銭湯でお馴染みの「黄色い桶」に“ケロリン”の4文字が刻まれたワケ写真:細田守(町田忍)、橋本篤(壇蜜)

2025年で100周年を迎える、解熱鎮痛薬「ケロリン」。家庭薬として親しまれるとともに、広告媒体としてはじまった「ケロリン桶」も有名だ。そんな多くのファンを持つケロリンについて、町田忍と壇蜜が、それぞれに想いを語る。※本稿は、監修・笹山敬輔『ケロリン百年物語』(文藝春秋)の一部を抜粋・編集したものです。

町田忍が語る
「銭湯研究」のきっかけ

 昭和30年代後半の中学生のとき、行きつけの銭湯があったんです。子どもの頃は木桶だったんですが、黄色いケロリンの桶になったんですね。まさにケロリン桶に代わるときに立ち会った感じです。それでケロリンという鎮痛薬も知りました。
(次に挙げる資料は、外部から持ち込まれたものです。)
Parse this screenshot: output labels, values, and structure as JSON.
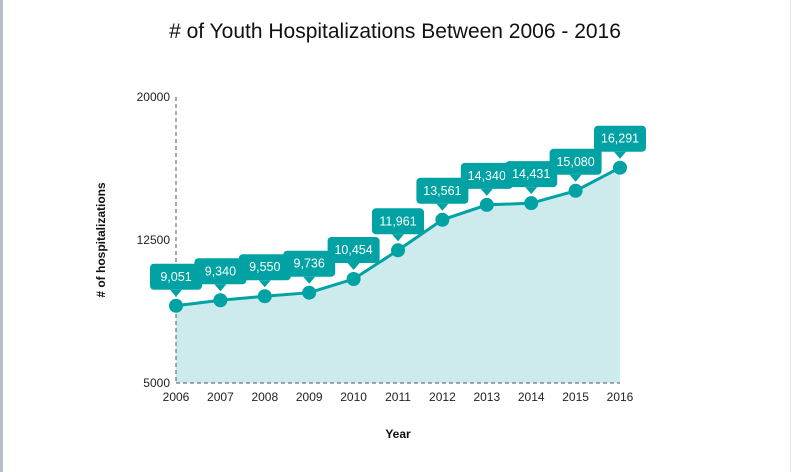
{
  "chart_data": {
    "type": "area",
    "title": "# of Youth Hospitalizations Between 2006 - 2016",
    "xlabel": "Year",
    "ylabel": "# of hospitalizations",
    "categories": [
      "2006",
      "2007",
      "2008",
      "2009",
      "2010",
      "2011",
      "2012",
      "2013",
      "2014",
      "2015",
      "2016"
    ],
    "values": [
      9051,
      9340,
      9550,
      9736,
      10454,
      11961,
      13561,
      14340,
      14431,
      15080,
      16291
    ],
    "data_labels": [
      "9,051",
      "9,340",
      "9,550",
      "9,736",
      "10,454",
      "11,961",
      "13,561",
      "14,340",
      "14,431",
      "15,080",
      "16,291"
    ],
    "ylim": [
      5000,
      20000
    ],
    "yticks": [
      "5000",
      "12500",
      "20000"
    ],
    "ytick_values": [
      5000,
      12500,
      20000
    ],
    "grid": false,
    "colors": {
      "line": "#00a2a4",
      "fill": "#cdebec",
      "label_bg": "#00a2a4"
    }
  }
}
 本格的に銭湯巡りを始めたのは1980年代からです。その頃うちに来たオーストラリアの友だちに何か日本の庶民生活を体験させようかと思って銭湯に連れてったところ、その銭湯が宮造りだったんです。

 それを見た彼が「なぜ銭湯は、お寺とか神社みたいなのか」という面白い質問をして。これは、下手したら記録を残さないと残らないんじゃないかと思い、銭湯の写真を撮るようになったんです。

 まずは、地元の目黒区から調べ始めて、全国に広げていきました。すると、どこ行ってもケロリンの桶がある。興味が出て内外薬品の本社にも取材に行って、当時の社長の笹山和紀氏にもインタビューしました。

ケロリン桶ブームに
新しい時代を感じた

 ケロリン桶が生まれたのは昭和38年ですが、一気に広がった時代背景としては、昭和39年の東京オリンピックがありますよね。やっぱりプラスチックの桶というのがよかった。木の桶よりメンテナンスいらないですからね。そのころゴミ箱もポリバケツになりましたから。